Given a point (x1, y1) and an equation for a line (y=mx+c), I need some pseudocode for determining the point (x2, y2) that is a reflection of the first point across the line. Spent about an hour trying to figure it out with no luck!
See here for a visualization - http://www.analyzemath.com/Geometry/Reflection/Reflection.html
This link contains an algorithm that is similar to what you are trying to do:
That is reflect a ray off a normal.
Ok, I'm going to give you a cookbook method to do this. If you're interested in how I derived it, tell me and I'll explain it.
Given (x,y) and a line y = ax + c we want the point (x', y') reflected on the line.
Set d:= (x + (y - c)*a)/(1 + a^2)
Then x' = 2*d - x
and y' = 2*d*a - y + 2c
This is a simple explanation of Il-Bhima's solution. The trick is to notice that what you want is to project that point orthogonally on the line, move it by that much, and then move it once again, in the same direction.
For these types of problems, it's easier to work with a slightly more redundant representation for a line. Instead of y = m x + b, let's represent the line by a point p on that is on the line and a vector d in the line's direction. Let's call this point p = (0, b), the vector d = (1, m), and your input point will be p1. The projected point on the line will be pl and your output point p2, then, is p1 + 2 * (pl - p1) = 2 * pl - p1
The formula you need here is the projection of a vector v onto a line which goes through the origin in direction d. It is given by d * <v, d> / <d, d> where <a, b> is the dot product between two vectors.

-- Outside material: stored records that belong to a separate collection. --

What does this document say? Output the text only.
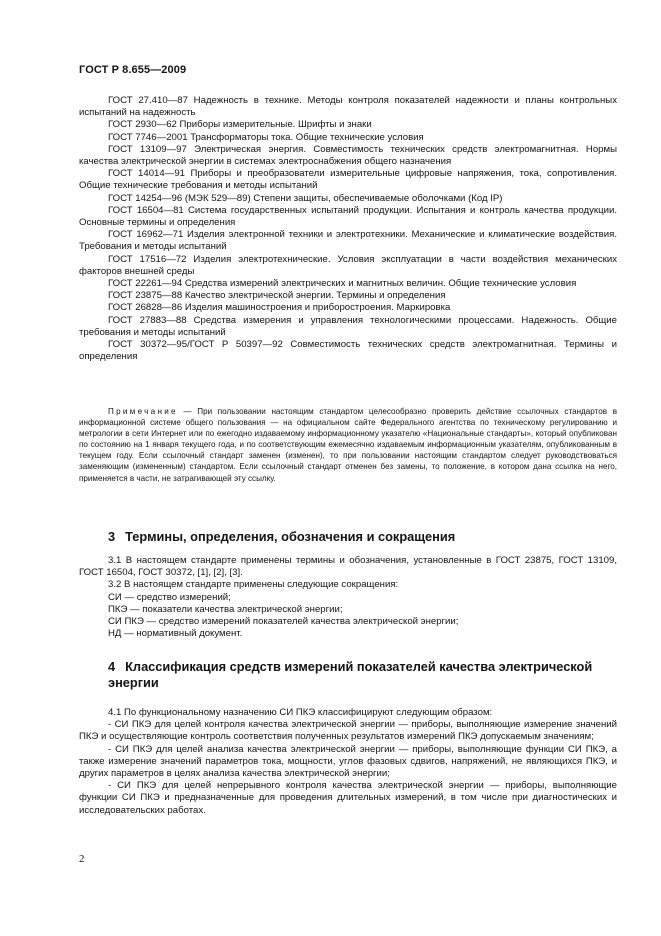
ГОСТ Р 8.655—2009

ГОСТ 27.410—87 Надежность в технике. Методы контроля показателей надежности и планы контрольных испытаний на надежность

ГОСТ 2930—62 Приборы измерительные. Шрифты и знаки

ГОСТ 7746—2001 Трансформаторы тока. Общие технические условия

ГОСТ 13109—97 Электрическая энергия. Совместимость технических средств электромагнитная. Нормы качества электрической энергии в системах электроснабжения общего назначения

ГОСТ 14014—91 Приборы и преобразователи измерительные цифровые напряжения, тока, сопротивления. Общие технические требования и методы испытаний

ГОСТ 14254—96 (МЭК 529—89) Степени защиты, обеспечиваемые оболочками (Код IP)

ГОСТ 16504—81 Система государственных испытаний продукции. Испытания и контроль качества продукции. Основные термины и определения

ГОСТ 16962—71 Изделия электронной техники и электротехники. Механические и климатические воздействия. Требования и методы испытаний

ГОСТ 17516—72 Изделия электротехнические. Условия эксплуатации в части воздействия механических факторов внешней среды

ГОСТ 22261—94 Средства измерений электрических и магнитных величин. Общие технические условия

ГОСТ 23875—88 Качество электрической энергии. Термины и определения

ГОСТ 26828—86 Изделия машиностроения и приборостроения. Маркировка

ГОСТ 27883—88 Средства измерения и управления технологическими процессами. Надежность. Общие требования и методы испытаний

ГОСТ 30372—95/ГОСТ Р 50397—92 Совместимость технических средств электромагнитная. Термины и определения

Примечание — При пользовании настоящим стандартом целесообразно проверить действие ссылочных стандартов в информационной системе общего пользования — на официальном сайте Федерального агентства по техническому регулированию и метрологии в сети Интернет или по ежегодно издаваемому информационному указателю «Национальные стандарты», который опубликован по состоянию на 1 января текущего года, и по соответствующим ежемесячно издаваемым информационным указателям, опубликованным в текущем году. Если ссылочный стандарт заменен (изменен), то при пользовании настоящим стандартом следует руководствоваться заменяющим (измененным) стандартом. Если ссылочный стандарт отменен без замены, то положение, в котором дана ссылка на него, применяется в части, не затрагивающей эту ссылку.

3 Термины, определения, обозначения и сокращения

3.1 В настоящем стандарте применены термины и обозначения, установленные в ГОСТ 23875, ГОСТ 13109, ГОСТ 16504, ГОСТ 30372, [1], [2], [3].

3.2 В настоящем стандарте применены следующие сокращения:

СИ — средство измерений;

ПКЭ — показатели качества электрической энергии;

СИ ПКЭ — средство измерений показателей качества электрической энергии;

НД — нормативный документ.

4 Классификация средств измерений показателей качества электрической
энергии

4.1 По функциональному назначению СИ ПКЭ классифицируют следующим образом:

- СИ ПКЭ для целей контроля качества электрической энергии — приборы, выполняющие измерение значений ПКЭ и осуществляющие контроль соответствия полученных результатов измерений ПКЭ допускаемым значениям;

- СИ ПКЭ для целей анализа качества электрической энергии — приборы, выполняющие функции СИ ПКЭ, а также измерение значений параметров тока, мощности, углов фазовых сдвигов, напряжений, не являющихся ПКЭ, и других параметров в целях анализа качества электрической энергии;

- СИ ПКЭ для целей непрерывного контроля качества электрической энергии — приборы, выполняющие функции СИ ПКЭ и предназначенные для проведения длительных измерений, в том числе при диагностических и исследовательских работах.

2
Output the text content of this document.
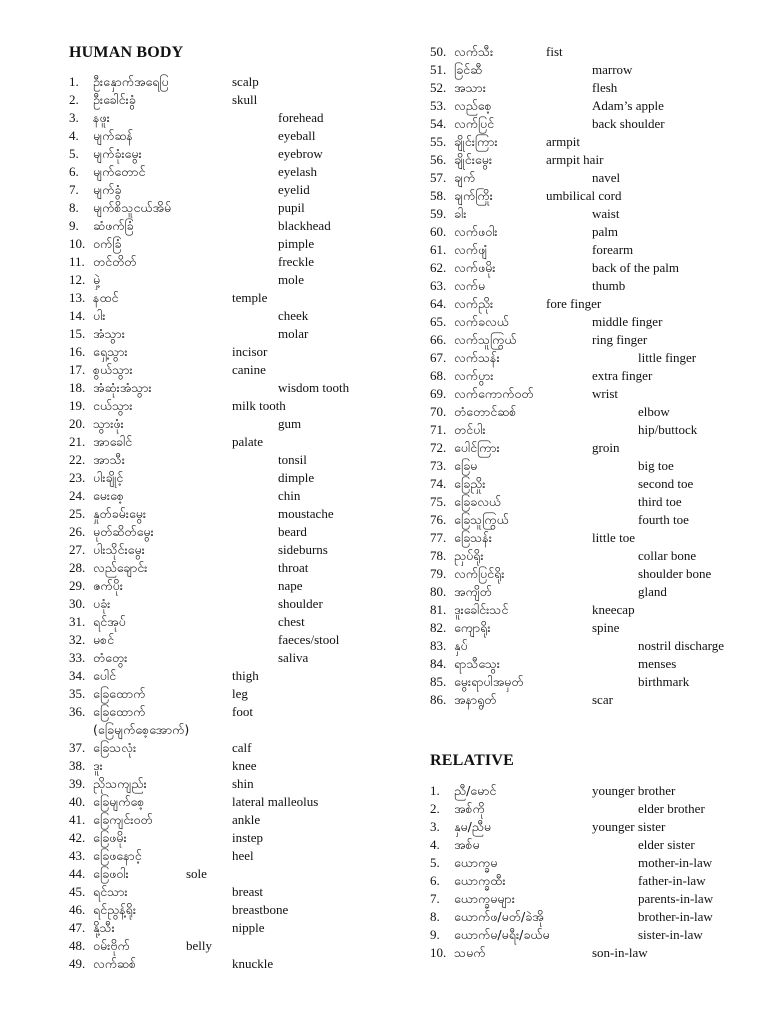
HUMAN BODY
1. ဦးနှောက်အရေပြ	scalp
2. ဦးခေါင်းခွံ	skull
3. နဖူး	forehead
4. မျက်ဆန်	eyeball
5. မျက်ခုံးမွေး	eyebrow
6. မျက်တောင်	eyelash
7. မျက်ခွံ	eyelid
8. မျက်စိသူငယ်အိမ်	pupil
9. ဆံဖက်ခြံ	blackhead
10. ဝက်ခြံ	pimple
11. တင်တိတ်	freckle
12. မှဲ့	mole
13. နထင်	temple
14. ပါး	cheek
15. အံသွား	molar
16. ရှေ့သွား	incisor
17. စွယ်သွား	canine
18. အံဆုံးအံသွား	wisdom tooth
19. ငယ်သွား	milk tooth
20. သွားဖုံး	gum
21. အာခေါင်	palate
22. အာသီး	tonsil
23. ပါးချိုင့်	dimple
24. မေးစေ့	chin
25. နှုတ်ခမ်းမွေး	moustache
26. မုတ်ဆိတ်မွေး	beard
27. ပါးသိုင်းမွေး	sideburns
28. လည်ချောင်း	throat
29. ဇက်ပိုး	nape
30. ပခုံး	shoulder
31. ရင်အုပ်	chest
32. မစင်	faeces/stool
33. တံတွေး	saliva
34. ပေါင်	thigh
35. ခြေထောက်	leg
36. ခြေထောက်	foot
(ခြေမျက်စေ့အောက်)
37. ခြေသလုံး	calf
38. ဒူး	knee
39. ညိုသကျည်း	shin
40. ခြေမျက်စေ့	lateral malleolus
41. ခြေကျင်းဝတ်	ankle
42. ခြေဖမိုး	instep
43. ခြေဖနောင့်	heel
44. ခြေဖဝါး	sole
45. ရင်သား	breast
46. ရင်ညွန့်ရိုး	breastbone
47. နို့သီး	nipple
48. ဝမ်းဗိုက်	belly
49. လက်ဆစ်	knuckle
50. လက်သီး	fist
51. ခြင်ဆီ	marrow
52. အသား	flesh
53. လည်စေ့	Adam’s apple
54. လက်ပြင်	back shoulder
55. ချိုင်းကြား	armpit
56. ချိုင်းမွေး	armpit hair
57. ချက်	navel
58. ချက်ကြိုး	umbilical cord
59. ခါး	waist
60. လက်ဖဝါး	palm
61. လက်ဖျံ	forearm
62. လက်ဖမိုး	back of the palm
63. လက်မ	thumb
64. လက်ညိုး	fore finger
65. လက်ခလယ်	middle finger
66. လက်သူကြွယ်	ring finger
67. လက်သန်း	little finger
68. လက်ပွား	extra finger
69. လက်ကောက်ဝတ်	wrist
70. တံတောင်ဆစ်	elbow
71. တင်ပါး	hip/buttock
72. ပေါင်ကြား	groin
73. ခြေမ	big toe
74. ခြေညှိုး	second toe
75. ခြေခလယ်	third toe
76. ခြေသူကြွယ်	fourth toe
77. ခြေသန်း	little toe
78. ညှပ်ရိုး	collar bone
79. လက်ပြင်ရိုး	shoulder bone
80. အကျိတ်	gland
81. ဒူးခေါင်းသင်	kneecap
82. ကျောရိုး	spine
83. နှပ်	nostril discharge
84. ရာသီသွေး	menses
85. မွေးရာပါအမှတ်	birthmark
86. အနာရွတ်	scar
RELATIVE
1. ညီ/မောင်	younger brother
2. အစ်ကို	elder brother
3. နှမ/ညီမ	younger sister
4. အစ်မ	elder sister
5. ယောက္ခမ	mother-in-law
6. ယောက္ခထီး	father-in-law
7. ယောက္ခမများ	parents-in-law
8. ယောက်ဖ/မတ်/ခဲအို	brother-in-law
9. ယောက်မ/မရီး/ခယ်မ	sister-in-law
10. သမက်	son-in-law
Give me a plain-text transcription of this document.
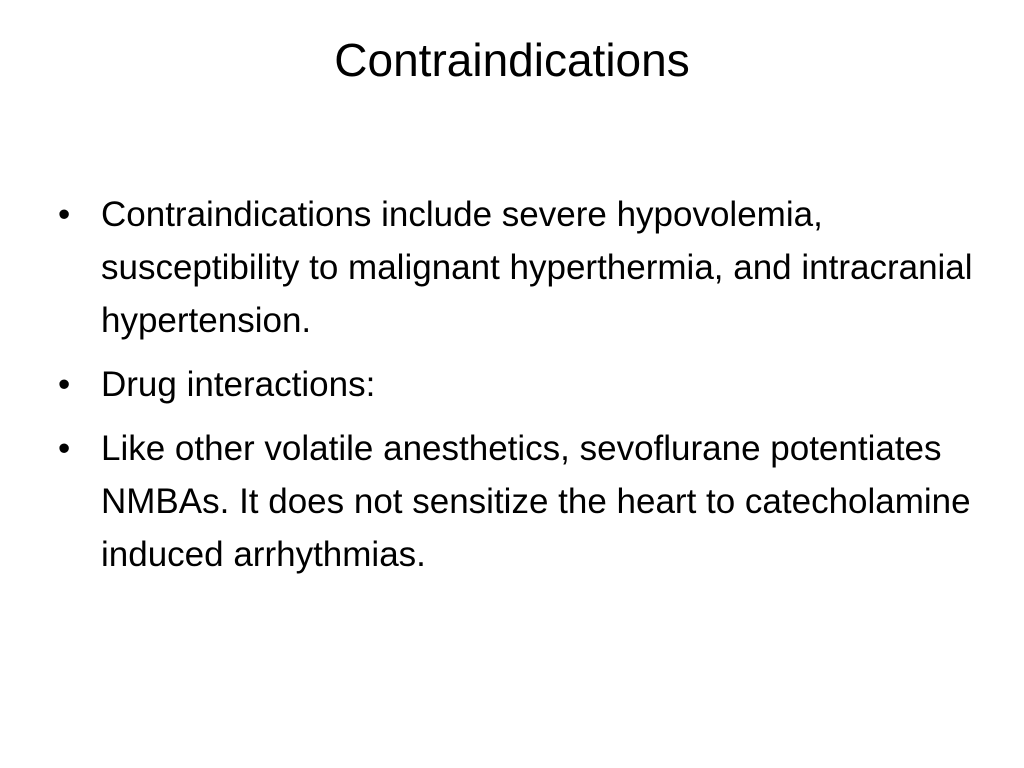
Contraindications
• Contraindications include severe hypovolemia, susceptibility to malignant hyperthermia, and intracranial hypertension.
• Drug interactions:
• Like other volatile anesthetics, sevoflurane potentiates NMBAs. It does not sensitize the heart to catecholamine induced arrhythmias.
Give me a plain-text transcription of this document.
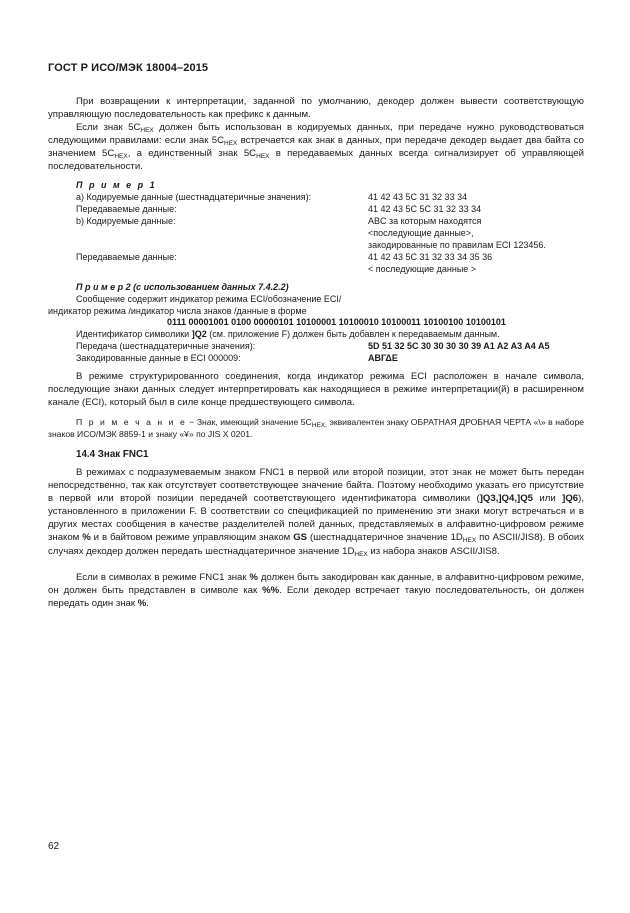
ГОСТ Р ИСО/МЭК 18004–2015
При возвращении к интерпретации, заданной по умолчанию, декодер должен вывести соответствующую управляющую последовательность как префикс к данным.
Если знак $5C_{HEX}$ должен быть использован в кодируемых данных, при передаче нужно руководствоваться следующими правилами: если знак $5C_{HEX}$ встречается как знак в данных, при передаче декодер выдает два байта со значением $5C_{HEX}$, а единственный знак $5C_{HEX}$ в передаваемых данных всегда сигнализирует об управляющей последовательности.
П р и м е р 1
a) Кодируемые данные (шестнадцатеричные значения):	41 42 43 5C 31 32 33 34
Передаваемые данные:	41 42 43 5C 5C 31 32 33 34
b) Кодируемые данные:	ABC за которым находятся
<последующие данные>,
закодированные по правилам ECI 123456.
Передаваемые данные:	41 42 43 5C 31 32 33 34 35 36
< последующие данные >
П р и м е р 2 (с использованием данных 7.4.2.2)
Сообщение содержит индикатор режима ECI/обозначение ECI/
индикатор режима /индикатор числа знаков /данные в форме
0111 00001001 0100 00000101 10100001 10100010 10100011 10100100 10100101
Идентификатор символики ]Q2 (см. приложение F) должен быть добавлен к передаваемым данным.
Передача (шестнадцатеричные значения):	5D 51 32 5C 30 30 30 30 39 A1 A2 A3 A4 A5
Закодированные данные в ECI 000009:	ΑΒΓΔΕ
В режиме структурированного соединения, когда индикатор режима ECI расположен в начале символа, последующие знаки данных следует интерпретировать как находящиеся в режиме интерпретации(й) в расширенном канале (ECI), который был в силе конце предшествующего символа.
П р и м е ч а н и е − Знак, имеющий значение $5C_{HEX,}$ эквивалентен знаку ОБРАТНАЯ ДРОБНАЯ ЧЕРТА «\» в наборе знаков ИСО/МЭК 8859-1 и знаку «¥» по JIS X 0201.
14.4 Знак FNC1
В режимах с подразумеваемым знаком FNC1 в первой или второй позиции, этот знак не может быть передан непосредственно, так как отсутствует соответствующее значение байта. Поэтому необходимо указать его присутствие в первой или второй позиции передачей соответствующего идентификатора символики (]Q3,]Q4,]Q5 или ]Q6), установленного в приложении F. В соответствии со спецификацией по применению эти знаки могут встречаться и в других местах сообщения в качестве разделителей полей данных, представляемых в алфавитно-цифровом режиме знаком % и в байтовом режиме управляющим знаком GS (шестнадцатеричное значение $1D_{HEX}$ по ASCII/JIS8). В обоих случаях декодер должен передать шестнадцатеричное значение $1D_{HEX}$ из набора знаков ASCII/JIS8.
Если в символах в режиме FNC1 знак % должен быть закодирован как данные, в алфавитно-цифровом режиме, он должен быть представлен в символе как %%. Если декодер встречает такую последовательность, он должен передать один знак %.
62
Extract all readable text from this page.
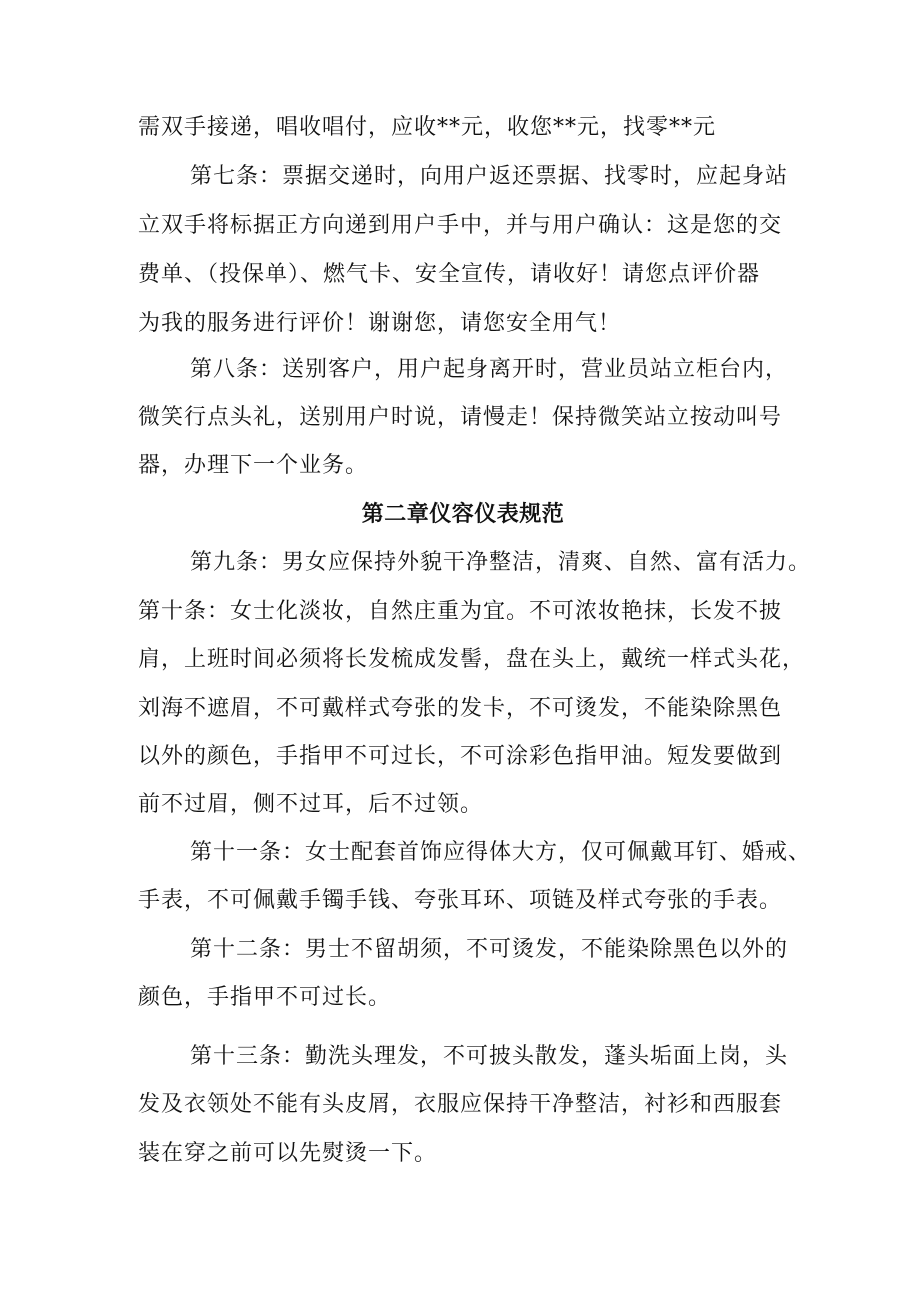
需双手接递，唱收唱付，应收**元，收您**元，找零**元
第七条：票据交递时，向用户返还票据、找零时，应起身站
立双手将标据正方向递到用户手中，并与用户确认：这是您的交
费单、（投保单）、燃气卡、安全宣传，请收好！请您点评价器
为我的服务进行评价！谢谢您，请您安全用气！
第八条：送别客户，用户起身离开时，营业员站立柜台内，
微笑行点头礼，送别用户时说，请慢走！保持微笑站立按动叫号
器，办理下一个业务。
第二章仪容仪表规范
第九条：男女应保持外貌干净整洁，清爽、自然、富有活力。
第十条：女士化淡妆，自然庄重为宜。不可浓妆艳抹，长发不披
肩，上班时间必须将长发梳成发髻，盘在头上，戴统一样式头花，
刘海不遮眉，不可戴样式夸张的发卡，不可烫发，不能染除黑色
以外的颜色，手指甲不可过长，不可涂彩色指甲油。短发要做到
前不过眉，侧不过耳，后不过领。
第十一条：女士配套首饰应得体大方，仅可佩戴耳钉、婚戒、
手表，不可佩戴手镯手钱、夸张耳环、项链及样式夸张的手表。
第十二条：男士不留胡须，不可烫发，不能染除黑色以外的
颜色，手指甲不可过长。
第十三条：勤洗头理发，不可披头散发，蓬头垢面上岗，头
发及衣领处不能有头皮屑，衣服应保持干净整洁，衬衫和西服套
装在穿之前可以先熨烫一下。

To find pl, we have to move the whole problem so that the line goes through the origin by subtracting p from p1, using the above formula, and moving it back. Then, pl = p + (d * <p - p1, d> / <d, d>), so pl_x = p_x + (b * p1_x) / (1 + m * m), pl_y = p_y + (m * p1_x) / (1 + m * m), and then use p2 = 2 * pl - p1 to get the final values.
Here's a simple way to get the answer which IB/CS have explained, if you don't have the internet at hand and have forgotten the formula!
On a piece of paper scribble out a cartesian graph, shove a dot somewhere (for example, roughly at 3,4) and draw an example line (perhaps with something like a,c as 1/2,5)
Now just MOVE everything down and across until your point, is on the origin.
Look at the triangle you just made .. you'll see it's now easy to get the right-angled line you need, later just add to move back to where you started.